Gauge-Invariant Differential Renormalization: Abelian Case

TL;DR

This paper introduces a gauge-invariant differential renormalization method for Abelian theories, preserving gauge symmetry at all orders and simplifying calculations like the ABJ anomaly, especially in four-dimensional contexts.

Contribution

The paper develops a new gauge-invariant differential renormalization technique applicable in coordinate and momentum space, enhancing calculations in theories with chiral and supersymmetries.

Findings

Gauge invariance preserved to all orders in Abelian case.

Simplifies calculation of ABJ triangle anomaly.
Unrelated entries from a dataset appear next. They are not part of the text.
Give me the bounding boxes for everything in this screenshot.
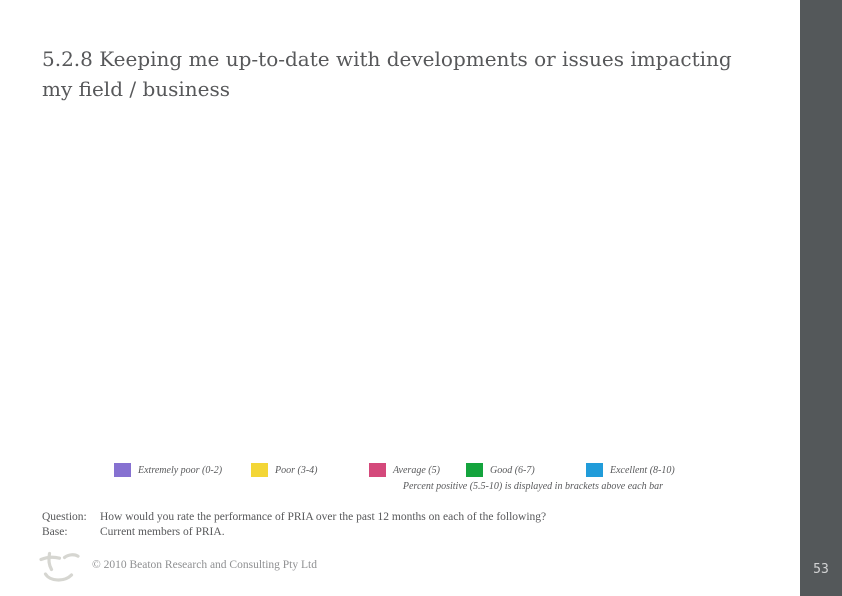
right-sidebar: 53 xyxy=(800,0,842,596)
page-title: 5.2.8 Keeping me up-to-date with develop… xyxy=(42,44,762,104)
legend-item-extremely-poor: Extremely poor (0-2) xyxy=(114,463,222,477)
legend-note: Percent positive (5.5-10) is displayed i… xyxy=(402,481,663,492)
legend-item-label: Poor (3-4) xyxy=(275,464,318,476)
legend-item-label: Average (5) xyxy=(393,464,440,476)
base-label: Base: xyxy=(42,526,68,538)
copyright-text: © 2010 Beaton Research and Consulting Pt… xyxy=(92,559,317,571)
legend-item-good: Good (6-7) xyxy=(466,463,535,477)
question-text: How would you rate the performance of PR… xyxy=(100,511,547,523)
page-number: 53 xyxy=(813,562,829,577)
legend-swatch-average xyxy=(369,463,386,477)
base-row: Base: Current members of PRIA. xyxy=(42,525,546,540)
legend-swatch-good xyxy=(466,463,483,477)
legend-item-label: Extremely poor (0-2) xyxy=(138,464,223,476)
legend-swatch-poor xyxy=(251,463,268,477)
legend-item-average: Average (5) xyxy=(369,463,440,477)
legend-swatch-excellent xyxy=(586,463,603,477)
base-text: Current members of PRIA. xyxy=(100,526,225,538)
question-base-block: Question: How would you rate the perform… xyxy=(42,510,546,540)
page-title-line-2: my field / business xyxy=(42,77,231,101)
page-title-line-1: 5.2.8 Keeping me up-to-date with develop… xyxy=(42,47,732,71)
legend-swatch-extremely-poor xyxy=(114,463,131,477)
question-row: Question: How would you rate the perform… xyxy=(42,510,546,525)
beaton-logo-icon xyxy=(38,550,80,591)
question-label: Question: xyxy=(42,511,87,523)
legend-item-excellent: Excellent (8-10) xyxy=(586,463,675,477)
legend-item-label: Good (6-7) xyxy=(490,464,535,476)
legend-item-label: Excellent (8-10) xyxy=(610,464,675,476)
legend-item-poor: Poor (3-4) xyxy=(251,463,318,477)
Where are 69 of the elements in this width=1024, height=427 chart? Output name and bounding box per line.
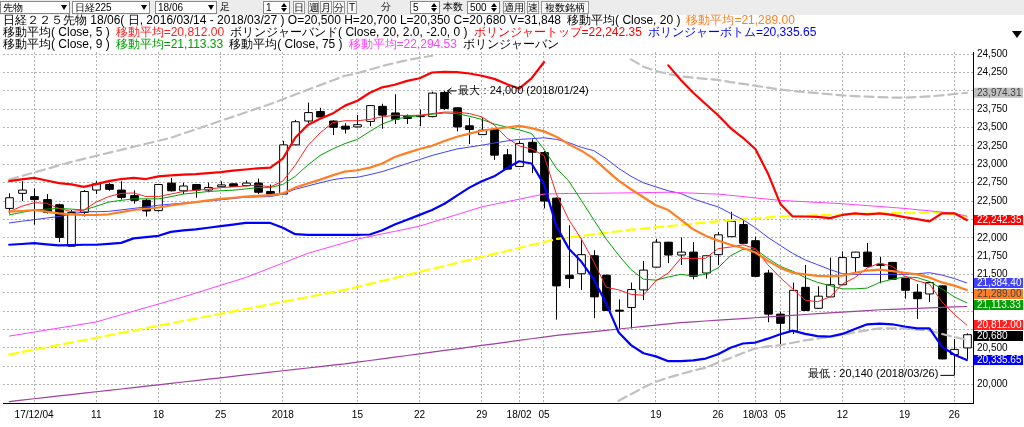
text: 日経225	[75, 2, 112, 13]
data-label: 21,289.00	[977, 288, 1022, 300]
text: 移動平均( Close, 75 )	[229, 37, 343, 51]
y-tick-label: 21,750	[977, 249, 1009, 261]
annotation: 最低 : 20,140 (2018/03/26)	[808, 367, 939, 380]
y-tick-label: 23,750	[977, 103, 1009, 115]
text: 5	[413, 2, 419, 13]
text: 20,680	[977, 330, 1008, 342]
text: 先物	[3, 2, 23, 13]
x-tick-label: 26	[712, 408, 725, 420]
y-tick-label: 20,000	[977, 378, 1009, 390]
y-tick-label: 23,500	[977, 121, 1009, 133]
y-tick-label: 22,500	[977, 194, 1009, 206]
y-tick-label: 23,250	[977, 139, 1009, 151]
text: ボリンジャーボトム=20,335.65	[647, 25, 817, 39]
data-label: 22,242.35	[977, 214, 1022, 226]
text: 足	[220, 1, 230, 12]
x-tick-label: 22	[414, 408, 426, 420]
data-label: 21,384.40	[977, 277, 1022, 289]
text: 移動平均( Close, 9 )	[3, 37, 110, 51]
data-label: 20,812.00	[977, 319, 1022, 331]
text: T	[348, 2, 356, 13]
text: 適用	[504, 2, 524, 13]
text: 本数	[443, 1, 463, 12]
text: 18/06	[158, 2, 184, 13]
x-tick-label: 18/02	[506, 408, 533, 420]
y-tick-label: 22,750	[977, 176, 1009, 188]
text: 移動平均=20,812.00	[115, 25, 225, 39]
text: 日	[294, 2, 304, 13]
text: 移動平均=21,113.33	[115, 37, 224, 51]
data-label: 20,335.65	[977, 354, 1022, 366]
y-tick-label: 23,000	[977, 158, 1009, 170]
x-tick-label: 11	[91, 408, 102, 420]
annotation: 最大 : 24,000 (2018/01/24)	[458, 83, 589, 96]
data-label: 23,974.31	[977, 87, 1022, 99]
text: ボリンジャーバン	[462, 37, 559, 51]
x-tick-label: 18	[152, 408, 165, 420]
y-tick-label: 24,250	[977, 66, 1009, 78]
x-tick-label: 19	[899, 408, 911, 420]
text: 移動平均=21,289.00	[686, 13, 795, 27]
text: 移動平均=22,294.53	[348, 37, 457, 51]
x-tick-label: 05	[538, 408, 550, 420]
y-tick-label: 22,000	[977, 231, 1009, 243]
text: 複数銘柄	[545, 2, 585, 13]
text: 分	[381, 1, 391, 12]
x-tick-label: 18/03	[742, 408, 769, 420]
y-tick-label: 24,500	[977, 47, 1009, 59]
x-tick-label: 29	[476, 408, 488, 420]
x-tick-label: 15	[351, 408, 364, 420]
text: 分	[334, 2, 344, 13]
text: 1	[266, 2, 272, 13]
x-tick-label: 2018	[271, 408, 295, 420]
text: 月	[321, 2, 331, 13]
x-tick-label: 19	[650, 408, 662, 420]
y-tick-label: 20,500	[977, 341, 1009, 353]
y-tick-label: 21,500	[977, 268, 1009, 280]
x-tick-label: 12	[836, 408, 849, 420]
x-tick-label: 05	[774, 408, 787, 420]
text: 週	[309, 2, 319, 13]
x-tick-label: 26	[948, 408, 961, 420]
text: 速	[528, 2, 538, 13]
text: 移動平均( Close, 5 )	[3, 25, 110, 39]
text: ボリンジャートップ=22,242.35	[473, 25, 642, 39]
x-tick-label: 17/12/04	[14, 408, 54, 420]
data-label: 21,113.33	[977, 299, 1022, 311]
chart-title: 日経２２５先物 18/06( 日, 2016/03/14 - 2018/03/27 ) O=20,500 H=20,700 L=20,350 C=20,680 V=31,848	[3, 13, 562, 27]
text: 500	[470, 2, 487, 13]
x-tick-label: 25	[215, 408, 227, 420]
text: 移動平均( Close, 20 )	[567, 13, 681, 27]
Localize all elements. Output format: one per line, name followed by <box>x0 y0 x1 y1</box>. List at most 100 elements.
Applicable in four-dimensional theories with chiral and supersymmetries.

Abstract

A new version of differential renormalization is presented. It is based on pulling out certain differential operators and introducing a logarithmic dependence into diagrams. It can be defined either in coordinate or momentum space, the latter being more flexible for treating tadpoles and diagrams where insertion of counterterms generates tadpoles. Within this version, gauge invariance is automatically preserved to all orders in Abelian case. Since differential renormalization is a strictly four-dimensional renormalization scheme it looks preferable for application in each situation when dimensional renormalization meets difficulties, especially, in theories with chiral and super symmetries. The calculation of the ABJ triangle anomaly is given as an example to demonstrate simplicity of calculations within the presented version of differential renormalization.